Appeal of P.K., on behalf of A.K., from action of the Board of Education of the Averill Park Central School District regarding immunization.

Decision No. 17,802

(December 10, 2019)

Honeywell Law Firm PLLC, attorneys for respondent, Michael W. Gadomski, Esq., of counsel.

TAHOE., Acting Commissioner.--Petitioner appeals the determination of the Board of Education of the Averill Park Central School District (“respondent”) that her child (“the student”) is not entitled to a medical exemption from the immunization requirements of Public Health Law (“PHL”) §2164.  The appeal must be dismissed.

Prior to the events described in this appeal, petitioner and the student resided in Georgia.  According to the record, the student began experiencing seizures in December 2009.  In May 2010, the student suffered a seizure on a school playground that required hospitalization.  Petitioner asserts that the student did not experience seizures after 2010.  At some point thereafter, petitioner and the student moved to respondent’s district.

By form dated August 29, 2019, petitioner sought a medical exemption from the immunization requirements of PHL §2164 for the student.  The medical exemption form described the student’s contraindications as “vaccines triggering seizures in patient.  Family history of vaccines triggering seizures in uncle.”  Following a review of the medical exemption form, by letter dated September 4, 2019, respondent requested additional information from petitioner.  Petitioner provided respondent with additional information in the form of copies of medical records and letters from physicians.

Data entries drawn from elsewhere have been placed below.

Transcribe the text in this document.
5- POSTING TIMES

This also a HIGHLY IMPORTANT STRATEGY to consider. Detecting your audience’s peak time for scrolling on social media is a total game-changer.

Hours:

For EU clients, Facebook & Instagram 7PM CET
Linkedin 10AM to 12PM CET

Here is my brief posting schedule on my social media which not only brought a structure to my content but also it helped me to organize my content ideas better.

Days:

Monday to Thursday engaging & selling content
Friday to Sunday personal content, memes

Following a review of the medical exemption form and medical records, respondent determined that there was not sufficient information to support a medical exemption for the student.  Accordingly, the student was excluded from school beginning September 18, 2019.  This appeal ensued.  Petitioner’s request for interim relief was denied on October 11, 2019.

Petitioner argues that respondent erred in denying the student’s medical exemption because of the student’s medical condition, the student’s history of seizures, and her familial history of seizures.  Specifically, petitioner asserts that the student has optic neuritis, which is correlated to vaccination, and that there is a family history of seizures caused by vaccinations.  She also argues that the student is being denied her “14th Amendment Right of an equal education” by being excluded from school.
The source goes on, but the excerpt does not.